Brandon nudges his elbow into my side and laughs, and I suddenly have the urge to flip a table. Anyone who’s anyone in Hollywood knows who Richard Parker is. Or was, I should say, since he just passed away a few months ago. I met him a couple of times over the years when I was out with my dad, and he seemed like a genuinely nice guy. Owning one of the biggest real estate companies in California, Mr. Parker’s firm only caters to the very wealthy, and the majority of his clients are celebrities. I guess since his passing, his wife took over the real estate business, and she decided to throw this pink nightmare of a Christmas Eve party at the request of her YouTube-famous twin daughters. And since my father is one of the most widely known celebrity attorneys in California, I’m forced to attend this thing, just like the other couple hundred people here, not doing anything Christmassy on Christmas Eve.
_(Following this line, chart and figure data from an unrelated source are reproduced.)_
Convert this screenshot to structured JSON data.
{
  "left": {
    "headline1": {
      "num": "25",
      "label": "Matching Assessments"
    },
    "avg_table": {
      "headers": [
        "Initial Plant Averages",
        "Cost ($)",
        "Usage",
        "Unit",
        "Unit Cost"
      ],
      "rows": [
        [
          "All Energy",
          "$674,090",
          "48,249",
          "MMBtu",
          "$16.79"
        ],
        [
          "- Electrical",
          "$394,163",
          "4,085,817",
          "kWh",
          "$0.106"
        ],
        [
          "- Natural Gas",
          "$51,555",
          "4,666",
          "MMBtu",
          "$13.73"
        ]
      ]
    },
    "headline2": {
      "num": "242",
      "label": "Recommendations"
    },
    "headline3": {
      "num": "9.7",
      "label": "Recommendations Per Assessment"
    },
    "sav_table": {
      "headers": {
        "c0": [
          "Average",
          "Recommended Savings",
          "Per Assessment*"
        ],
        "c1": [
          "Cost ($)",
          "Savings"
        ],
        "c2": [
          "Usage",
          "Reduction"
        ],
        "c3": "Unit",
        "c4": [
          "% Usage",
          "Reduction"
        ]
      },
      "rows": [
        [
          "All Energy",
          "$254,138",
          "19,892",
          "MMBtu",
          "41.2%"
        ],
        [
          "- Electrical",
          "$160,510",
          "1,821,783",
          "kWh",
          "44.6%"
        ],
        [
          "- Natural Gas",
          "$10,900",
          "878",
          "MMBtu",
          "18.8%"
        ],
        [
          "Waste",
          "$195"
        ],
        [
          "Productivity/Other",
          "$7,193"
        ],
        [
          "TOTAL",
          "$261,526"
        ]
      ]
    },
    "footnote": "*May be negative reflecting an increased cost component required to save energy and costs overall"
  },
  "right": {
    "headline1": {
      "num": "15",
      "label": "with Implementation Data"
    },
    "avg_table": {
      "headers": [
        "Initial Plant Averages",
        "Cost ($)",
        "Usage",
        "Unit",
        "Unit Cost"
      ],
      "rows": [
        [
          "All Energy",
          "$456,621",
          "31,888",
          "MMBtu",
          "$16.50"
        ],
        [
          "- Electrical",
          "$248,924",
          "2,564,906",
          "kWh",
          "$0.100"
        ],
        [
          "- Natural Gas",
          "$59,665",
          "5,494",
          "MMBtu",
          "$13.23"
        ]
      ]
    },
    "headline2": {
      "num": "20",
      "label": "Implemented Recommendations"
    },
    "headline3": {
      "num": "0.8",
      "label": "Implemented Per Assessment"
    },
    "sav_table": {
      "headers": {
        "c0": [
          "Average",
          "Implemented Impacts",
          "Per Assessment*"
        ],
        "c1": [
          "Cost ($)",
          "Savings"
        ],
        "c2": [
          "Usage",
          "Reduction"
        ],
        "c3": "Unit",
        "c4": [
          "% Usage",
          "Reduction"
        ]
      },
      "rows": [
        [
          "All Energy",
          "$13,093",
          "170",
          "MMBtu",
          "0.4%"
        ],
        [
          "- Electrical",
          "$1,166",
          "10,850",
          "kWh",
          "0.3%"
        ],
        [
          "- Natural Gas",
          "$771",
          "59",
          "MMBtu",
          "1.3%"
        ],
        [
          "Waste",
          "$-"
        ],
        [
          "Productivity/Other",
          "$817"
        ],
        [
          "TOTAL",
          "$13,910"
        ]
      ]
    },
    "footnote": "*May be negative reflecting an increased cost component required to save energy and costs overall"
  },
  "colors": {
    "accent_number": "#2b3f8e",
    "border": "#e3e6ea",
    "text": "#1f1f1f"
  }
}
“I heard Tori and Zoey are getting ready to sign a deal for a reality show. Have you seen the asses on those two? I can be patient until they’re legal,” our friend Trent adds with a wink when he walks over to us, referring to Richard Parker’s twin daughters. Richard Parker’s twelve-year-old twin daughters.
“You’re disgusting,” I tell him, which just makes Trent snort, and the rage continues to build.
Technically, this feeling like my world is spinning out of control has been building for a while now. Ever since I started taking surfing lessons a few months ago on a whim, when I saw a flyer for them on the bulletin board at the Kappa Sigma house. For the first time in my life, I did something I wanted to do, that my father and my friends still know nothing about. Something just for me because it made me happy. Being out there alone on my board with nothing but miles and miles of ocean stretched out in front of me, with nothing but possibilities stretched out in front of me, it makes me forget who I’m supposed to be and what I’m supposed to do, and it makes me feel… free. Not tied down and not strapped into a future I didn’t sign up for. The closer I get to graduating from Stanford in May, and the closer I get to securing a future I haven’t wanted since the day it was decided for me, the more I crave that freedom. And the closer I get to tipping over the edge and losing my shit.
When I hear a loud, boisterous laugh from the other side of the room, I turn my head to see my father squeeze the ass of a woman. A woman who is not my mother and is closer to my age than his own. It takes everything in me not to actually flip the small pink bar table next to me with a four-foot-tall pink flower arrangement on it. Not for my mother. She wouldn’t even care or notice that my dad is fondling another woman in public. She left an hour ago so she’d have plenty of time to fuck her driver before my father comes home.
I’m about ready to rip this constricting tux off my body and climb out of my skin because this is my future. All of this. I’m friends with these assholes because my father is friends with their fathers. They are the sons of politicians, celebrities, and the wealthy and elite, who have never had to work hard for anything they have. These are the people my father has deemed as the “right” people to associate with to further my career and make him look good. I’m graduating from Stanford in the spring, just like my father. I’ve been accepted to Harvard Law, just like my father. I already have an internship at my father’s firm waiting for me, as well as a job when I graduate law school, and I’m well on my way to becoming a card-carrying member of the Douchebag Frat Boy Club, just like my father.